WASHINGTON - Inside the silent House chambers, every seat was empty. The wooden doors leading to the galleries, where the public and press watch laws get made, were closed.

As the country lurches ever closer to the fiscal cliff Jan. 1, the only debate to be heard inside the U.S. House of Representatives on Thursday was via a television showing C-SPAN, which replayed video from a Nov. 20 conference on, perhaps appropriately, "Debt Crises and the World Economy."

With Christmas over and the cliff still looming, House members were still scattered across the country. Senators trickled back to Washington, but had no proposals before them to avert the roughly $500 billion of tax hikes and budget cuts set to hit Tuesday.

When it comes to the most pressing issue facing the country, most members of Congress, including those who represent the Philadelphia region, are in the same position as everyday Americans: watching and waiting.

Since Election Day, the talks to avert the cliff have been concentrated at the very top of the political hierarchy, leaving most lawmakers to simply wait for a deal that they can vote up or down, aides have said over recent weeks, and again Thursday.

President Obama and House Speaker John A. Boehner (R., Ohio) hold the keys to any deal. Senate Majority Leader Harry Reid (D., Nev.) and the House and Senate minority leaders, Nancy Pelosi (D., Calif.) and Mitch McConnell (R., Ky.), have a say as well. For the most part, other lawmakers are on the outside looking in, at least until there is a vote brought forward - which likely won't happen without some kind of agreement.

"It's frustrating that there are politics being played on both ends of the spectrum on this issue," said Rep. Pat Meehan (R., Pa.). "But we have to get to legislation that will pass both the House and the Senate that the president will sign."

"The posture I think everybody's in right now is waiting to see what the president proposes and waiting to see what Speaker Boehner" will agree to, said Sen. Bob Casey (D., Pa.).

Waiting to see. So it went Thursday for the region's representatives and their staffs. One top aide shopped for the ingredients for antipasto for a New Year's party.
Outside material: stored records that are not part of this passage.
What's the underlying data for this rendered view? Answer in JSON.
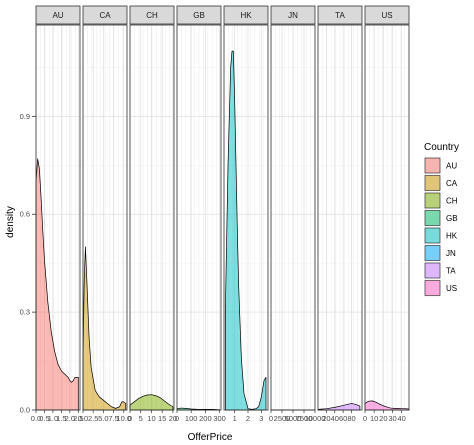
{
  "chart_data": {
    "type": "area",
    "kind": "faceted density plot",
    "xlabel": "OfferPrice",
    "ylabel": "density",
    "ylim": [
      0,
      1.18
    ],
    "y_ticks": [
      0.0,
      0.3,
      0.6,
      0.9
    ],
    "y_tick_labels": [
      "0.0",
      "0.3",
      "0.6",
      "0.9"
    ],
    "grid": true,
    "legend": {
      "title": "Country",
      "placement": "right",
      "entries": [
        "AU",
        "CA",
        "CH",
        "GB",
        "HK",
        "JN",
        "TA",
        "US"
      ]
    },
    "facets": [
      {
        "name": "AU",
        "color": "#F8766D",
        "xlim": [
          0,
          2.6
        ],
        "x_ticks": [
          0,
          0.5,
          1,
          1.5,
          2,
          2.5
        ],
        "x_tick_labels": [
          "0.0",
          "0.5",
          "1.0",
          "1.5",
          "2.0",
          "2.5"
        ],
        "x": [
          0,
          0.1,
          0.2,
          0.3,
          0.4,
          0.5,
          0.7,
          0.9,
          1.1,
          1.3,
          1.5,
          1.7,
          1.9,
          2.0,
          2.1,
          2.2,
          2.3,
          2.4,
          2.5
        ],
        "y": [
          0.7,
          0.77,
          0.74,
          0.65,
          0.55,
          0.46,
          0.33,
          0.24,
          0.18,
          0.14,
          0.12,
          0.11,
          0.1,
          0.09,
          0.085,
          0.09,
          0.1,
          0.1,
          0.1
        ]
      },
      {
        "name": "CA",
        "color": "#CD9600",
        "xlim": [
          0,
          10.8
        ],
        "x_ticks": [
          0,
          2.5,
          5,
          7.5,
          10
        ],
        "x_tick_labels": [
          "0.0",
          "2.5",
          "5.0",
          "7.5",
          "10.0"
        ],
        "x": [
          0,
          0.3,
          0.6,
          1.0,
          1.5,
          2.0,
          3.0,
          4.0,
          5.0,
          6.0,
          7.0,
          8.0,
          9.0,
          9.5,
          10.0,
          10.5
        ],
        "y": [
          0.15,
          0.4,
          0.5,
          0.38,
          0.22,
          0.13,
          0.06,
          0.04,
          0.03,
          0.02,
          0.01,
          0.005,
          0.01,
          0.025,
          0.025,
          0.02
        ]
      },
      {
        "name": "CH",
        "color": "#7CAE00",
        "xlim": [
          0,
          20.5
        ],
        "x_ticks": [
          0,
          5,
          10,
          15,
          20
        ],
        "x_tick_labels": [
          "0",
          "5",
          "10",
          "15",
          "20"
        ],
        "x": [
          0,
          2,
          4,
          6,
          8,
          10,
          12,
          14,
          16,
          18,
          20
        ],
        "y": [
          0.015,
          0.025,
          0.035,
          0.042,
          0.046,
          0.047,
          0.044,
          0.038,
          0.028,
          0.018,
          0.01
        ]
      },
      {
        "name": "GB",
        "color": "#00BE67",
        "xlim": [
          0,
          310
        ],
        "x_ticks": [
          0,
          100,
          200,
          300
        ],
        "x_tick_labels": [
          "0",
          "100",
          "200",
          "300"
        ],
        "x": [
          0,
          30,
          60,
          100,
          150,
          200,
          250,
          300
        ],
        "y": [
          0.004,
          0.006,
          0.005,
          0.003,
          0.002,
          0.002,
          0.002,
          0.001
        ]
      },
      {
        "name": "HK",
        "color": "#00BFC4",
        "xlim": [
          0.2,
          3.5
        ],
        "x_ticks": [
          1,
          2,
          3
        ],
        "x_tick_labels": [
          "1",
          "2",
          "3"
        ],
        "x": [
          0.3,
          0.5,
          0.7,
          0.8,
          0.9,
          1.0,
          1.1,
          1.2,
          1.3,
          1.5,
          1.7,
          2.0,
          2.3,
          2.6,
          2.8,
          3.0,
          3.2,
          3.35
        ],
        "y": [
          0.3,
          0.75,
          1.05,
          1.1,
          1.1,
          0.95,
          0.75,
          0.55,
          0.38,
          0.16,
          0.05,
          0.004,
          0.002,
          0.004,
          0.01,
          0.04,
          0.09,
          0.1
        ]
      },
      {
        "name": "JN",
        "color": "#00A9FF",
        "xlim": [
          0,
          10000
        ],
        "x_ticks": [
          0,
          2500,
          5000,
          7500,
          10000
        ],
        "x_tick_labels": [
          "0",
          "2500",
          "5000",
          "7500",
          "10000"
        ],
        "x": [
          0,
          2500,
          5000,
          7500,
          10000
        ],
        "y": [
          0.0003,
          0.0003,
          0.0002,
          0.0002,
          0.0001
        ]
      },
      {
        "name": "TA",
        "color": "#C77CFF",
        "xlim": [
          0,
          105
        ],
        "x_ticks": [
          20,
          40,
          60,
          80
        ],
        "x_tick_labels": [
          "20",
          "40",
          "60",
          "80"
        ],
        "x": [
          0,
          20,
          40,
          60,
          70,
          80,
          90,
          100
        ],
        "y": [
          0.002,
          0.004,
          0.008,
          0.014,
          0.017,
          0.02,
          0.017,
          0.012
        ]
      },
      {
        "name": "US",
        "color": "#FF61CC",
        "xlim": [
          0,
          48
        ],
        "x_ticks": [
          0,
          10,
          20,
          30,
          40
        ],
        "x_tick_labels": [
          "0",
          "10",
          "20",
          "30",
          "40"
        ],
        "x": [
          0,
          4,
          8,
          12,
          16,
          20,
          24,
          28,
          32,
          36,
          40,
          44,
          48
        ],
        "y": [
          0.02,
          0.027,
          0.028,
          0.024,
          0.018,
          0.013,
          0.009,
          0.006,
          0.005,
          0.005,
          0.004,
          0.004,
          0.003
        ]
      }
    ]
  }
}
One congressman spent time with an elderly loved one. And New Jersey's senators kept pressing for passage of the Sandy relief bill.
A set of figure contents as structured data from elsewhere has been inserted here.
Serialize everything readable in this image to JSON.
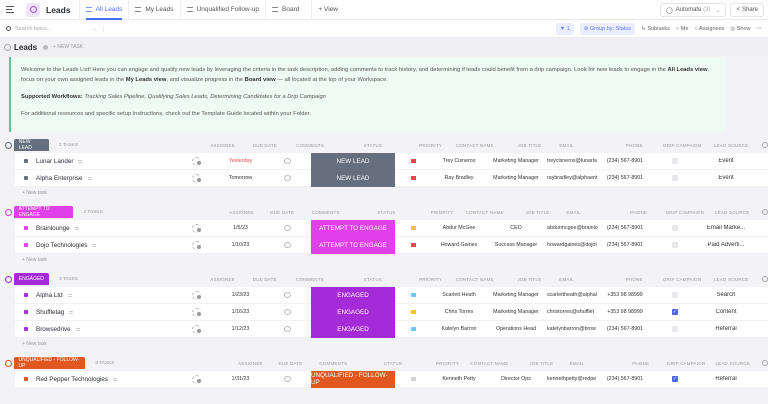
{
  "header": {
    "title": "Leads",
    "tabs": [
      {
        "label": "All Leads",
        "active": true
      },
      {
        "label": "My Leads"
      },
      {
        "label": "Unqualified Follow-up"
      },
      {
        "label": "Board"
      }
    ],
    "add_view": "+ View",
    "automate": "Automate",
    "automate_count": "(3)",
    "share": "Share"
  },
  "toolbar": {
    "search_placeholder": "Search tasks...",
    "filter_count": "1",
    "group_by": "Group by: Status",
    "subtasks": "Subtasks",
    "me": "Me",
    "assignees": "Assignees",
    "show": "Show",
    "more": "···"
  },
  "section": {
    "title": "Leads",
    "new_task": "+ NEW TASK"
  },
  "description": {
    "p1a": "Welcome to the Leads List! Here you can engage and qualify new leads by leveraging the criteria in the task description, adding comments to track history, and determining if leads could benefit from a drip campaign. Look for new leads to engage in the ",
    "p1b": "All Leads view",
    "p1c": ", focus on your own assigned leads in the ",
    "p1d": "My Leads view",
    "p1e": ", and visualize progress in the ",
    "p1f": "Board view",
    "p1g": " — all located at the top of your Workspace.",
    "p2a": "Supported Workflows: ",
    "p2b": "Tracking Sales Pipeline,  Qualifying Sales Leads, Determining Candidates for a Drip Campaign",
    "p3": "For additional resources and specific setup instructions, check out the Template Guide located within your Folder."
  },
  "columns": {
    "assignee": "ASSIGNEE",
    "due": "DUE DATE",
    "comments": "COMMENTS",
    "status": "STATUS",
    "priority": "PRIORITY",
    "contact": "CONTACT NAME",
    "job": "JOB TITLE",
    "email": "EMAIL",
    "phone": "PHONE",
    "drip": "DRIP CAMPAIGN",
    "source": "LEAD SOURCE"
  },
  "new_task_label": "+ New task",
  "groups": [
    {
      "label": "NEW LEAD",
      "count": "2 TASKS",
      "color": "#656f7d",
      "rows": [
        {
          "name": "Lunar Lander",
          "due": "Yesterday",
          "due_color": "#e5484d",
          "status": "NEW LEAD",
          "flag": "#e5484d",
          "contact": "Trey Cisneros",
          "job": "Marketing Manager",
          "email": "treycisneros@lunarla",
          "phone": "(234) 567-8901",
          "drip": false,
          "source": "Event"
        },
        {
          "name": "Alpha Enterprise",
          "due": "Tomorrow",
          "status": "NEW LEAD",
          "flag": "#e5484d",
          "contact": "Ray Bradley",
          "job": "Marketing Manager",
          "email": "raybradley@alphaent",
          "phone": "(234) 567-8901",
          "drip": false,
          "source": "Event"
        }
      ]
    },
    {
      "label": "ATTEMPT TO ENGAGE",
      "count": "2 TASKS",
      "color": "#e040e8",
      "rows": [
        {
          "name": "Brainlounge",
          "due": "1/5/23",
          "status": "ATTEMPT TO ENGAGE",
          "flag": "#f7c325",
          "contact": "Abdur McGee",
          "job": "CEO",
          "email": "abdurmcgee@brainlo",
          "phone": "(234) 567-8901",
          "drip": false,
          "source": "Email Marke..."
        },
        {
          "name": "Dojo Technologies",
          "due": "1/10/23",
          "status": "ATTEMPT TO ENGAGE",
          "flag": "#e5484d",
          "contact": "Howard Gaines",
          "job": "Success Manager",
          "email": "howardgaines@dojot",
          "phone": "(234) 567-8901",
          "drip": false,
          "source": "Paid Adverti..."
        }
      ]
    },
    {
      "label": "ENGAGED",
      "count": "3 TASKS",
      "color": "#a62bd8",
      "rows": [
        {
          "name": "Alpha Ltd",
          "due": "1/23/23",
          "status": "ENGAGED",
          "flag": "#6fc8f5",
          "contact": "Scarlett Heath",
          "job": "Marketing Manager",
          "email": "scarlettheath@alphal",
          "phone": "+353 98 98999",
          "drip": false,
          "source": "Search"
        },
        {
          "name": "Shuffletag",
          "due": "1/16/23",
          "status": "ENGAGED",
          "flag": "#f7c325",
          "contact": "Chris Torres",
          "job": "Marketing Manager",
          "email": "christorres@shufflet",
          "phone": "+353 98 98999",
          "drip": true,
          "source": "Content"
        },
        {
          "name": "Browsedrive",
          "due": "1/12/23",
          "status": "ENGAGED",
          "flag": "#6fc8f5",
          "contact": "Katelyn Barron",
          "job": "Operations Head",
          "email": "katelynbarron@brow",
          "phone": "(234) 567-8901",
          "drip": false,
          "source": "Referral"
        }
      ]
    },
    {
      "label": "UNQUALIFIED - FOLLOW-UP",
      "count": "3 TASKS",
      "color": "#e1571f",
      "rows": [
        {
          "name": "Red Pepper Technologies",
          "due": "1/31/23",
          "status": "UNQUALIFIED - FOLLOW-UP",
          "flag": "#d0d0d6",
          "contact": "Kenneth Petty",
          "job": "Director Ops",
          "email": "kennethpetty@redpe",
          "phone": "(234) 567-8901",
          "drip": true,
          "source": "Referral"
        }
      ]
    }
  ]
}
Meehan was one of the few Congress members in Washington for the day. He was working with his staff on preparations to become chairman of the House subcommittee on cybersecurity, which he will oversee in the new session of Congress.
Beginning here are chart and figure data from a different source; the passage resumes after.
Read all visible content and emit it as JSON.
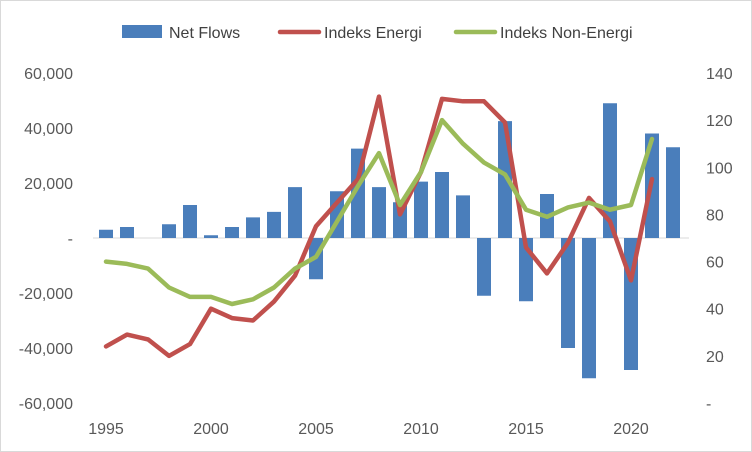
{
  "chart_data": {
    "type": "bar",
    "title": "",
    "xlabel": "",
    "ylabel": "",
    "y2label": "",
    "x_ticks": [
      "1995",
      "2000",
      "2005",
      "2010",
      "2015",
      "2020"
    ],
    "x_tick_years": [
      1995,
      2000,
      2005,
      2010,
      2015,
      2020
    ],
    "xlim": [
      1995,
      2022
    ],
    "ylim": [
      -60000,
      60000
    ],
    "y_ticks": [
      -60000,
      -40000,
      -20000,
      0,
      20000,
      40000,
      60000
    ],
    "y_tick_labels": [
      "-60,000",
      "-40,000",
      "-20,000",
      "-",
      "20,000",
      "40,000",
      "60,000"
    ],
    "y2lim": [
      0,
      140
    ],
    "y2_ticks": [
      0,
      20,
      40,
      60,
      80,
      100,
      120,
      140
    ],
    "y2_tick_labels": [
      "-",
      "20",
      "40",
      "60",
      "80",
      "100",
      "120",
      "140"
    ],
    "grid": false,
    "legend_position": "top",
    "series": [
      {
        "name": "Net Flows",
        "type": "bar",
        "axis": "left",
        "color": "#4a7ebb",
        "x": [
          1995,
          1996,
          1997,
          1998,
          1999,
          2000,
          2001,
          2002,
          2003,
          2004,
          2005,
          2006,
          2007,
          2008,
          2009,
          2010,
          2011,
          2012,
          2013,
          2014,
          2015,
          2016,
          2017,
          2018,
          2019,
          2020,
          2021,
          2022
        ],
        "values": [
          3000,
          4000,
          0,
          5000,
          12000,
          1000,
          4000,
          7500,
          9500,
          18500,
          -15000,
          17000,
          32500,
          18500,
          13000,
          20500,
          24000,
          15500,
          -21000,
          42500,
          -23000,
          16000,
          -40000,
          -51000,
          49000,
          -48000,
          38000,
          33000
        ]
      },
      {
        "name": "Indeks Energi",
        "type": "line",
        "axis": "right",
        "color": "#c0504d",
        "x": [
          1995,
          1996,
          1997,
          1998,
          1999,
          2000,
          2001,
          2002,
          2003,
          2004,
          2005,
          2006,
          2007,
          2008,
          2009,
          2010,
          2011,
          2012,
          2013,
          2014,
          2015,
          2016,
          2017,
          2018,
          2019,
          2020,
          2021
        ],
        "values": [
          24,
          29,
          27,
          20,
          25,
          40,
          36,
          35,
          43,
          54,
          75,
          85,
          95,
          130,
          80,
          98,
          129,
          128,
          128,
          119,
          66,
          55,
          68,
          87,
          77,
          52,
          95
        ]
      },
      {
        "name": "Indeks Non-Energi",
        "type": "line",
        "axis": "right",
        "color": "#9bbb59",
        "x": [
          1995,
          1996,
          1997,
          1998,
          1999,
          2000,
          2001,
          2002,
          2003,
          2004,
          2005,
          2006,
          2007,
          2008,
          2009,
          2010,
          2011,
          2012,
          2013,
          2014,
          2015,
          2016,
          2017,
          2018,
          2019,
          2020,
          2021
        ],
        "values": [
          60,
          59,
          57,
          49,
          45,
          45,
          42,
          44,
          49,
          57,
          62,
          77,
          92,
          106,
          84,
          98,
          120,
          110,
          102,
          97,
          82,
          79,
          83,
          85,
          82,
          84,
          112
        ]
      }
    ]
  }
}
"For me, personally, it is frustrating," Meehan said. "I wanted to see a resolution."

Before Christmas, the congressman from Delaware County had been ready to back Boehner's plan to allow taxes to rise on incomes of $1 million and more - but that proposal was scuttled by antitax House Republicans late on Dec. 20.

"I was prepared to support the vote," Meehan said Thursday in an interview.

Instead, the House left Washington and has not returned. Members are scheduled to come back Sunday. Hoping to give them something to vote on, Obama, who jetted back early from his Hawaii vacation, has scheduled a meeting with congressional leaders Friday at the White House.

Meanwhile, the Senate on Thursday debated a bill on intelligence surveillance, and expected to vote as soon as Friday on the relief bill for Hurricane Sandy.

With hopes fading for a fiscal cliff deal, discourse centered - as it often does - on who is most at fault. On the Senate floor, Reid suggested Boehner was more concerned with staying speaker than reaching a deal, and chastised House members for being "out watching movies and watching their kids play soccer and basketball." McConnell, for his part, said the Democrats haven't come up with a plan that both parties can support.

Republicans, who control the House, blamed the Senate, where Democrats rule, for refusing to take up a bill the House had passed over the summer to extend current tax rates for all Americans and to avert automatic cuts to defense programs.

"It is the responsibility of the Senate to act now on the bills that are before them," Meehan said. "If they do not like what is before them, then amend them and send them back to the House."

Senate Democrats pointed to their own bill, which would extend tax rates for incomes less than $250,000, allowing taxes to rise above that amount.

"If the House came back into session tomorrow, it could quickly pass the tax cut bill we sent them in July," Casey said. "Republican House members have been saying over and over for years that they support tax cuts for middle-income people. They could prove it by passing this bill."

The House and Senate solutions, though, were each passed unilaterally. For a deal to get done, leaders on each side need to agree.

That means local elected officials may have the best seats in the House, but for now they are still largely spectators.